As music, as image, as artefact, Horses stands apart – a repository of Smith’s punk reveries and the deconstructed rock music of her band.
The record propelled the poet-singer to stardom, of a sort – as a boho-punk queen who blew aside the machismo that saturated the first generation of rock music. The music on Horses was as direct as the singer’s stare on the front cover of the album.
The record itself is full of literary and musical influences, from Arthur Rimbaud to The Ramones, Wilhelm Reich to Them.
But you can also hear something on Horses that goes back beyond these inspirations, past the iconography, the legend and the acclaim that surrounds the album, to a younger Patti Smith.
By the time Horses was recorded, in 1975, Smith had been pursuing her muse for eight years, since leaving her New Jersey home aged 20 for Manhattan’s Lower East Side, by way of Brooklyn.
She’d waitressed, attempted to work as a book restorer, been a clerk and a salesperson, all jobs which helped her scratch out a living while writing poetry and painting.
Her memoir Just Kids recounts these early, almost always drizzly New York days; and the nights spent in cold-water flats or, at the outset, sleeping in doorways or rough in Central Park. There are moments of bright light too, afternoons spent with her partner Robert Mapplethorpe at Coney Island, evenings in the lobby of the Chelsea Hotel with Harry Smith or William Burroughs.
The commitment to writing, the mental persistence of these early days in the face of poverty and doubt and illness, lies at the heart of Horses.
Tracks like Land (which paid tribute to Rimbaud) or Gloria (a track which begins with an anti-prayer – “Jesus died for somebody’s sins but not mine” – before reincarnating Van Morrison’s original) stand out on early listens of the album.
But its core is the simpler, touching Free Money, a song which gives us Patti Smith before she became the Patti Smith. There are no allusions to French symbolist poets or cries to God here.
Addressing her penniless lover Mapplethorpe, Smith instead asks: wouldn’t it be great if we won the lottery?

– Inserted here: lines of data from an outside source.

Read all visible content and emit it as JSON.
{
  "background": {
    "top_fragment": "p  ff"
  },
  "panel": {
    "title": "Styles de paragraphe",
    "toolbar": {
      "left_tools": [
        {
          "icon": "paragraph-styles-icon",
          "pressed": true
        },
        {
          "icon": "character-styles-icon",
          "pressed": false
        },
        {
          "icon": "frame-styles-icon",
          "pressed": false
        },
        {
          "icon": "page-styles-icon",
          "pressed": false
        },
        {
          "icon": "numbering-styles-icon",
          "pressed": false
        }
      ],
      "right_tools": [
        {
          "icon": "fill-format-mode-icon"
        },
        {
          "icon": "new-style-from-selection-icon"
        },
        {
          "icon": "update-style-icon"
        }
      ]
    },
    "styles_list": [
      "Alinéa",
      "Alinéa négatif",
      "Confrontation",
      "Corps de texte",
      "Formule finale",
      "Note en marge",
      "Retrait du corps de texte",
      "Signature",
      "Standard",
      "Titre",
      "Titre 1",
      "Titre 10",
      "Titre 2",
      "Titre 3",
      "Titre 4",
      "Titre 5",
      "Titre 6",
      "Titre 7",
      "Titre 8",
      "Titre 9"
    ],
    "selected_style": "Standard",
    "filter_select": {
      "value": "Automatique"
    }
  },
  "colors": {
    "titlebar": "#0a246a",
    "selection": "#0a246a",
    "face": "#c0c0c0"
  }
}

Every night before I go to sleep
Find a ticket, win a lottery,
Scoop the pearls up from the sea
Cash them in and buy you all the things you need.
She never did, of course. Instead she pulled her way up page by page, pushing and persisting until she sounded a call which resonated with thousands of others like – and unlike – her.
Drudgery, rejection and poverty turned to poetry and music – that’s what makes Patti Smith punk.